We find that defendant's arguments have been put forth in other jurisdictions, none of which has held that similar statutes dealing with possession of marijuana are unconstitutional. Commonwealth v. Leis (1969), 355 Mass. 189, 243 N.E.2d 898; Raines v. State (Fla. 1969), 225 So.2d 330; People v. Stark (1965), 157 Colo. 59, 400 P.2d 923; People v. Sheridan (1969), 271 Cal.App.2d 429, 76 Cal.Rptr. 655.
"After argument and upon consideration of the briefs of the parties and study of the record, we have determined that appellant's contentions are wholly without merit. Marijuana is a harmful, mind-altering drug. It endangers the health of the user and is highly detrimental to the public welfare. This drug is within the category of injurious substances which the Legislature may regulate and prohibit in the exercise of its police power. No fundamental rights of the individual are violated thereby." Raines v. State, supra, page 330.
"Questions of a similar nature have been raised in other jurisdictions and whenever the issue has been presented it has been uniformly held that marijuana is a narcotic drug for purposes of statutory interpretation. ( Spence v. Sacks, 173 Ohio St. 419, 183 N.E.2d 363; People v. Stark, 157 Colo. 59, 400 P.2d 923; Gonzales v. State, 163 Tex.Crim. Rep., 293 S.W.2d 786; State v. Jackson (Del.), 239 A.2d 215; Commonwealth v. Leis (Mass.), 243 N.E.2d 898; Escobia v. State (Fla.), 64 So.2d 766; United States v. Ford Coupe Automobile, 83 F. Supp. 866.)" People v. Sheridan, supra, pages 655, 656.

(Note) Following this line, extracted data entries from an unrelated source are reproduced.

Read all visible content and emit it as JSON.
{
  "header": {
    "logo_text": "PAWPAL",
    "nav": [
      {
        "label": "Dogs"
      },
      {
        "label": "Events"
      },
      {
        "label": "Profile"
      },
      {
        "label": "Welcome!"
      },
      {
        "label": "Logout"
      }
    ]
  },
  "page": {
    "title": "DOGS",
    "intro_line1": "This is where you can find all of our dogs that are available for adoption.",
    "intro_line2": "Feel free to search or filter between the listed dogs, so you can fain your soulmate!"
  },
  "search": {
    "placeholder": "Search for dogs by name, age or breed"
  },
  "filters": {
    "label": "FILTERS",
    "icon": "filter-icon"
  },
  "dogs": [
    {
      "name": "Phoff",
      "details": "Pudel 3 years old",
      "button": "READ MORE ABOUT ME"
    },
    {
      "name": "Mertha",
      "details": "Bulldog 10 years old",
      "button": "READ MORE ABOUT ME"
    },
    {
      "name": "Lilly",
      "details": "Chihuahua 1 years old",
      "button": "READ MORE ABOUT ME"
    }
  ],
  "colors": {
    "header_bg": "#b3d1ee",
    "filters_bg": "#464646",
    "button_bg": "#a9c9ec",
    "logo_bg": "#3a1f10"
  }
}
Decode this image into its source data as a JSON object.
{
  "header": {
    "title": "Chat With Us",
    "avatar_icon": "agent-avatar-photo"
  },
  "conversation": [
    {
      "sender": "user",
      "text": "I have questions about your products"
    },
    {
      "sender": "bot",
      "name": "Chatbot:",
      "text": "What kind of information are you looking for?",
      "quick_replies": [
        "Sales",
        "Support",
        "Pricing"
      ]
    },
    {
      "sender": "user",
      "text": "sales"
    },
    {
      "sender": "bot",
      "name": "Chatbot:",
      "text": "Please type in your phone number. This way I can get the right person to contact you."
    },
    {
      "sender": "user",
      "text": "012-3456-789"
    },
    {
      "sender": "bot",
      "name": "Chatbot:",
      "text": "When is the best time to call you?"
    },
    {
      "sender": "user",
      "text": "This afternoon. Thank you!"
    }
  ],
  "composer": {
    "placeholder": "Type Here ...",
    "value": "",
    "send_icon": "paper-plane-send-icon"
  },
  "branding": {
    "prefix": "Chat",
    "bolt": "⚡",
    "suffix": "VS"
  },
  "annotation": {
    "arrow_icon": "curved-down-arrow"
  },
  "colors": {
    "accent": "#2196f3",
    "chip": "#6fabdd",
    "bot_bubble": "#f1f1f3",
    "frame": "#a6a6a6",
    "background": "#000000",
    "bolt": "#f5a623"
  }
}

Also, defendant relies heavily (and almost singularly) upon Stanley v. Georgia (1969), 394 U.S. 557, 89 Sup. Ct. 1243, 22 L.Ed.2d 542, wherein the supreme court held that the first and fourteenth amendments prohibit making mere private possession of certain obscene material a crime. However, the supreme court added the following footnote which renders that decision immaterial to any discussion of sec. 161.275, Stats.:
"What we have said in no way infringes upon the power of the State or Federal Government to make possession of other items, such as narcotics, firearms, or stolen goods, a crime. Our holding in the present case turns upon the Georgia statute's infringement of fundamental liberties protected by the First and Fourteenth Amendments. No First Amendment rights are involved in most statutes making mere possession criminal." Stanley v. Georgia, supra, page 568.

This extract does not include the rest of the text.